This study examines the volatility behavior of KBMI 4 stocks BBCA,
BBRI, BMRI, and BBNI which play a critical role in the national financial system.
Amid rising domestic political uncertainty and global trade tensions, these banks
experienced sharp stock price declines in 2025. Understanding volatility patterns is
crucial for risk management, especially in emerging markets facing macroeconomic
shocks. The research addresses three key questions: the persistence of volatility
shocks, the most accurate volatility forecasting model, and whether stock returns
respond symmetrically to news. Weekly return data from 2014 to 2024 are analyzed
using symmetric GARCH(1,1) and asymmetric GARCH models (EGARCH(1,1),
GJR-GARCH(1,1)). The findings show that volatility shocks are highly persistent
across all banks, with α + β values exceeding 1 in EGARCH(1,1) models.

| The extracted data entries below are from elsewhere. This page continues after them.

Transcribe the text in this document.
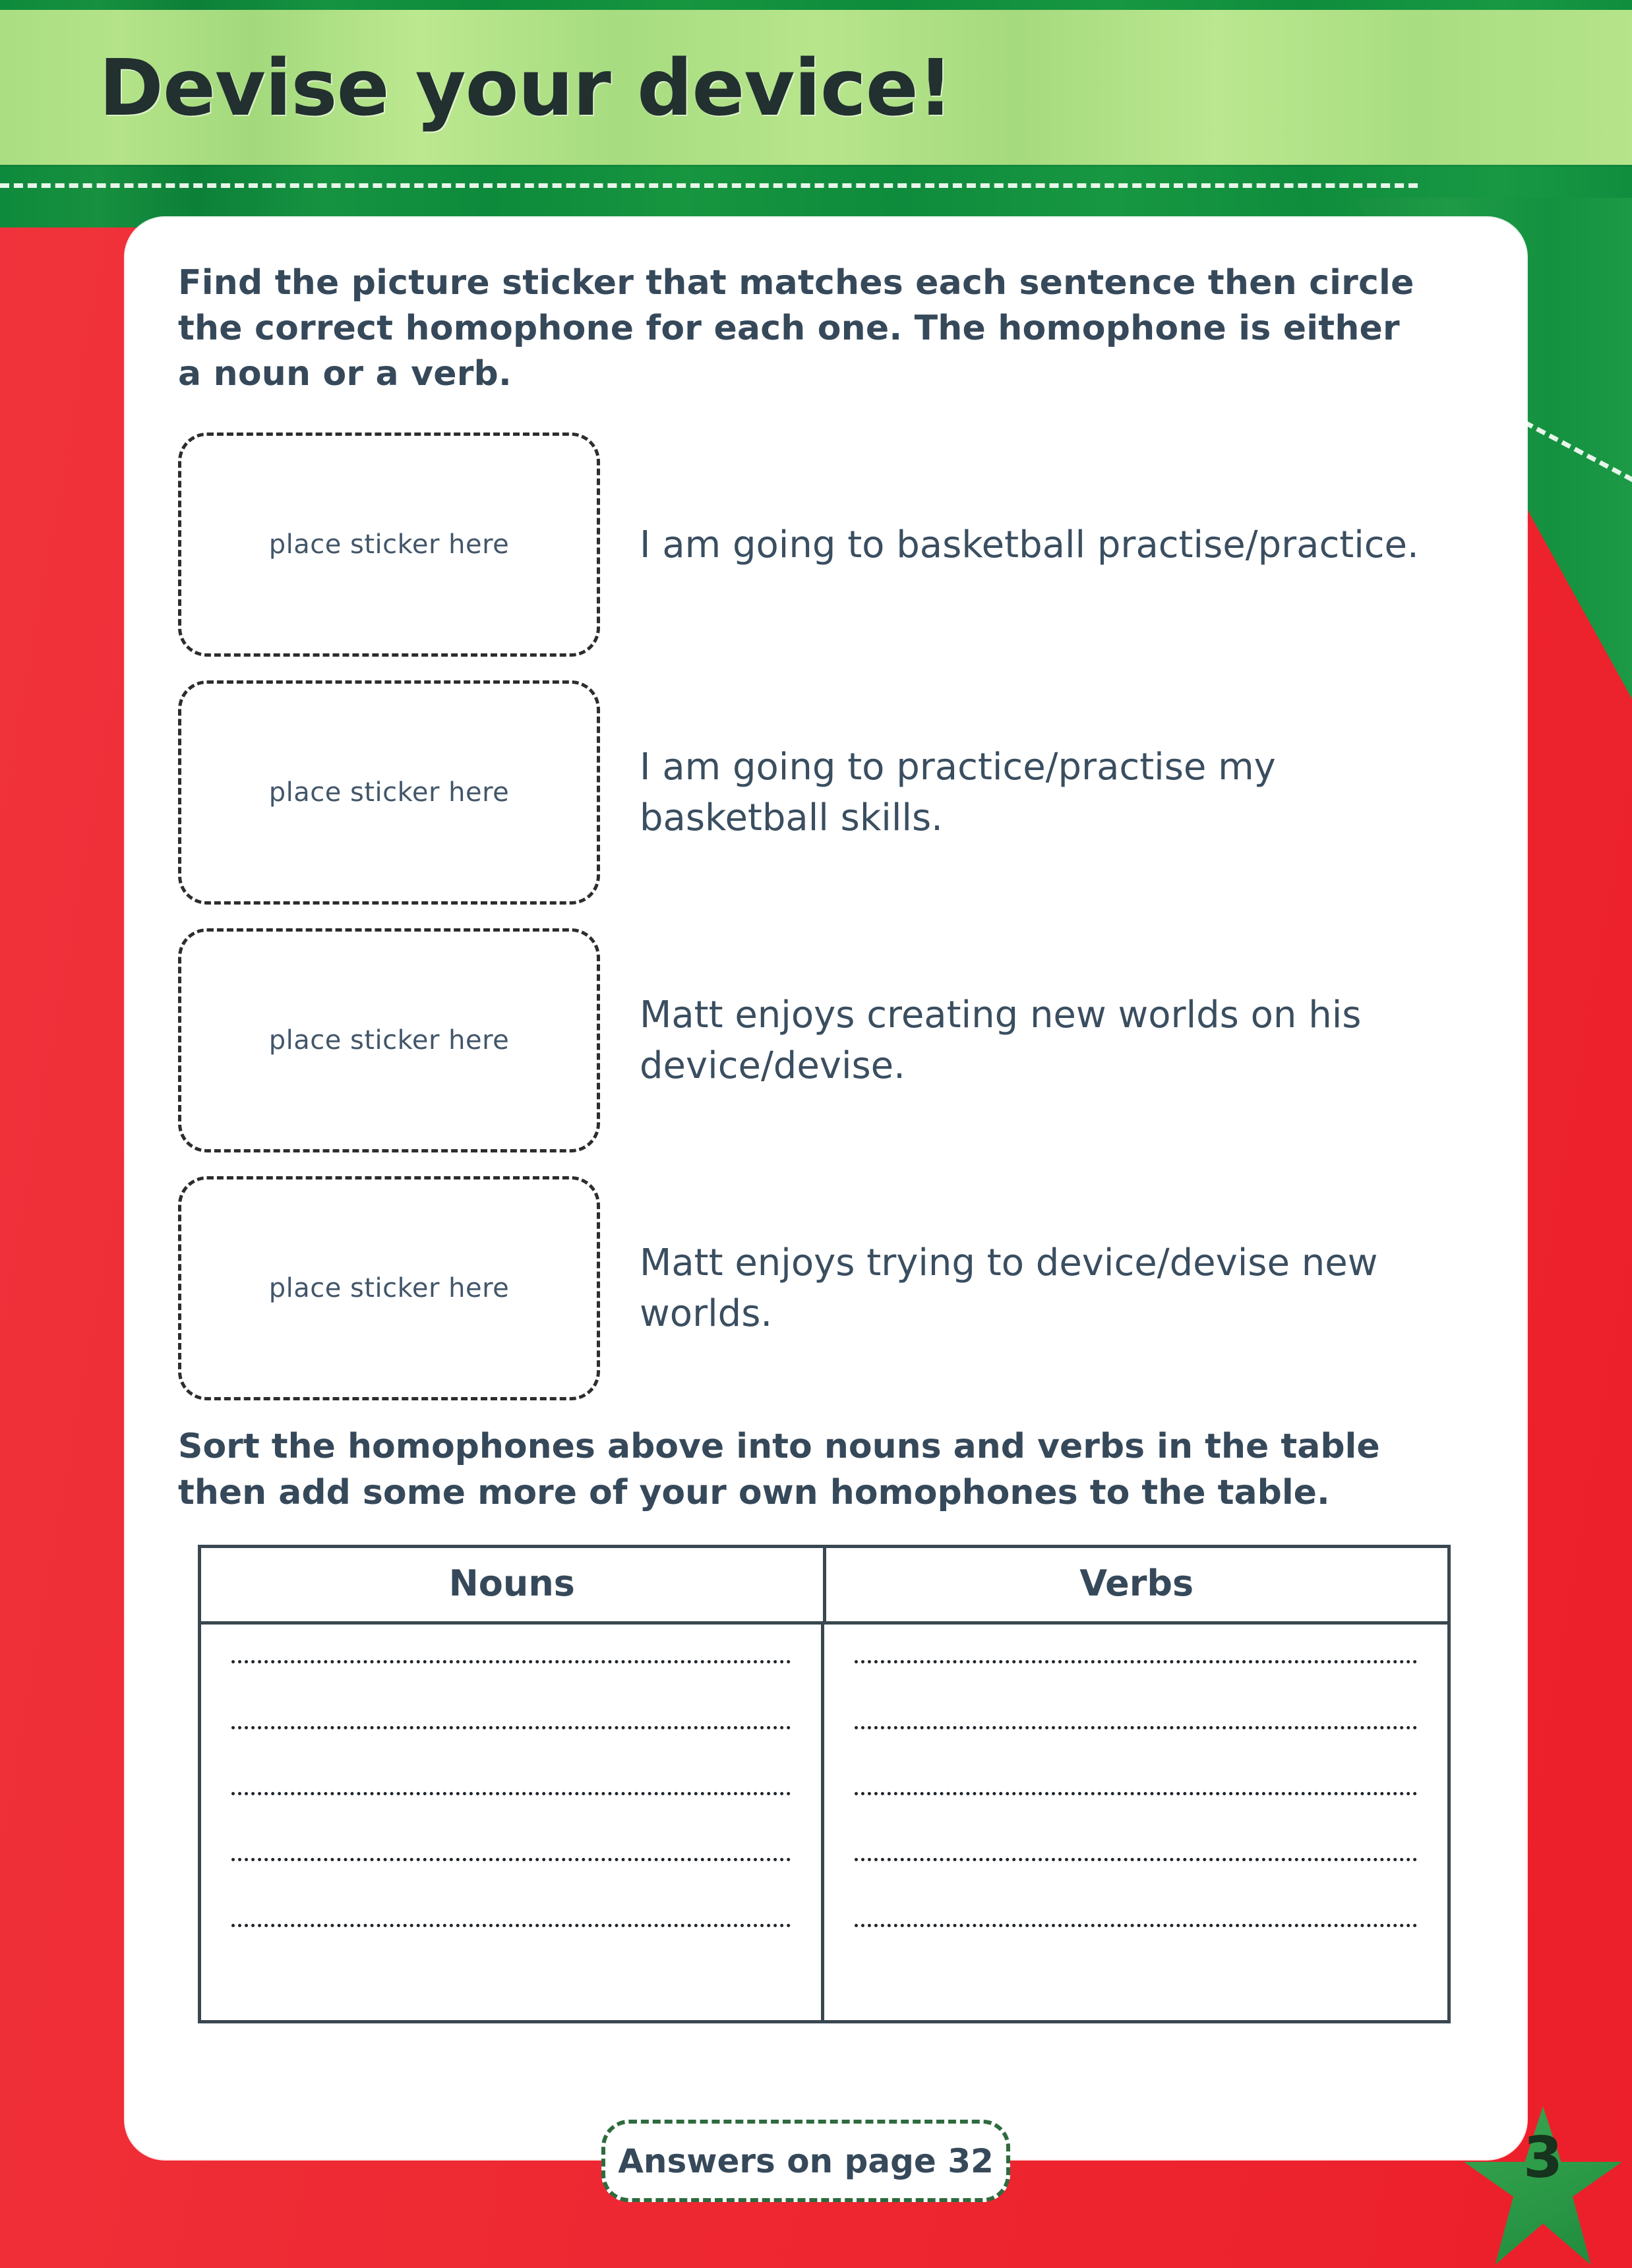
Devise your device!
Find the picture sticker that matches each sentence then circle the correct homophone for each one. The homophone is either a noun or a verb.
place sticker here	I am going to basketball practise/practice.
place sticker here
I am going to practice/practise my basketball skills.
place sticker here
Matt enjoys creating new worlds on his device/devise.
place sticker here
Matt enjoys trying to device/devise new worlds.
Sort the homophones above into nouns and verbs in the table then add some more of your own homophones to the table.
Nouns	Verbs
Answers on page 32	3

Asymmetric models outperform symmetric ones based on AIC and BIC,
highlighting the importance of modeling leverage effects. Additionally, statistically
significant negative γ coefficients in EGARCH models confirm that negative news
increases volatility more than positive news of the same magnitude. These results
underscore the relevance of using asymmetric GARCH models to capture market
behavior under economic uncertainty. The findings have important implications for
investors, regulators, and policymakers seeking to enhance volatility forecasting,
investment strategies, and financial stability in Indonesia’s banking sector.

Item Type: Thesis (S1)
Uncontrolled Keywords: Volatility; KBMI 4, GARCH(1,1), EGARCH(1,1), GJR-GARCH(1,1)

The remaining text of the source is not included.